In a statement filed with the Shanghai Stock Exchange, Shanghai Waigaoqiao Free Trade Development, which manages and develops the Waigaoqiao bonded district in Pudong, said it had filed the complaint with the Shanghai branch of the China International Economic and Trade Arbitration Commission on Tuesday asking for a rebate of PwC's fee of 1.7 million yuan and compensation totaling 200 million yuan.
The statement said that PwC served as the firm's accountant in 2003 and 2004 and gave unreserved approval of its accounts for both years.

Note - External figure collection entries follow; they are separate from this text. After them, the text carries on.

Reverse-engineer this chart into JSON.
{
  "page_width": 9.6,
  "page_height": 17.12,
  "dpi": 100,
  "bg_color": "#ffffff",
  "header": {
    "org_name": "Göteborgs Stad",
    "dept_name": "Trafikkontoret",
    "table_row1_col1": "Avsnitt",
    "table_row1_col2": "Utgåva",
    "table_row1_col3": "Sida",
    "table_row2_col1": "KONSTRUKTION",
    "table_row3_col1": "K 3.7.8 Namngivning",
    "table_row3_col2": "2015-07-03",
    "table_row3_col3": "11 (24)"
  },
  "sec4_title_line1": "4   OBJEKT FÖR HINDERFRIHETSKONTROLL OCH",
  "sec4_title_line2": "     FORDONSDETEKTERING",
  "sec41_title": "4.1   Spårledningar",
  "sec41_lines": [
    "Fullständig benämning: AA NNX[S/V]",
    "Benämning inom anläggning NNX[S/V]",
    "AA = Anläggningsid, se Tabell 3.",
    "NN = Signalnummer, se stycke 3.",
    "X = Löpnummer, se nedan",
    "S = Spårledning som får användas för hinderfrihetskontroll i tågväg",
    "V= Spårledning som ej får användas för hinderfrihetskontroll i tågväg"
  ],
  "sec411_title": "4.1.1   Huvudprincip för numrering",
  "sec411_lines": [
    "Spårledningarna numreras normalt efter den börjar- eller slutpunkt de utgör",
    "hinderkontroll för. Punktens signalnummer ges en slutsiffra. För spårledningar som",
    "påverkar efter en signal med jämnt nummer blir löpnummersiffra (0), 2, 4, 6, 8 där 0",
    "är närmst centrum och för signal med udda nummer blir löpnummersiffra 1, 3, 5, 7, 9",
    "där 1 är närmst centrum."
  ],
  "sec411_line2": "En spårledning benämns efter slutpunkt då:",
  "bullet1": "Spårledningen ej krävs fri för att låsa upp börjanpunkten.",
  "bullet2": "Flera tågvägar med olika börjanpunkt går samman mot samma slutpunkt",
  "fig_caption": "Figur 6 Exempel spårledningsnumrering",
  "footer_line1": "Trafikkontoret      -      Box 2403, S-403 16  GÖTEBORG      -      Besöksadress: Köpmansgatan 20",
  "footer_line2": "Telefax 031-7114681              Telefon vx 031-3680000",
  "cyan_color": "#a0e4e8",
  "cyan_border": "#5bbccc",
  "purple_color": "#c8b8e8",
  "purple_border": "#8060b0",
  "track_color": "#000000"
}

But last June it discovered the account of money it had deposited with a Shanghai branch of Guohai Securities did not conform with that given by PwC and that the money had been embezzled.
It said that PwC had not completed a proper audit and should compensate it for the loss and that the arbitration commission had accepted the complaint.
A Shanghai Waigaoqiao official said the money had been embezzled by a former chief of its finance department and a former general manager of Guohai Securities, some of it being used to trade in stocks and the rest transferred to another company.
The two men were arrested and will go on trial in Pudong on Monday charged with embezzlement.
'Before we went to the arbitration commission, we sent a lawyer's letter to PwC over the issue but did not receive a response,' said the official. 'We do not have a schedule for the commission hearings and so do not know where the matter will be settled.'
PwC said it stood by its audits and that its work complied with the appropriate auditing standards. 'The firm will continue to ensure the audit opinions we provide are independent, objective, fair and of the highest quality,' it said.
PwC said it had not been notified of any filing. 'Professional ethics also prohibit us from commenting or divulging any information which are client-related, both present and past,' the firm said.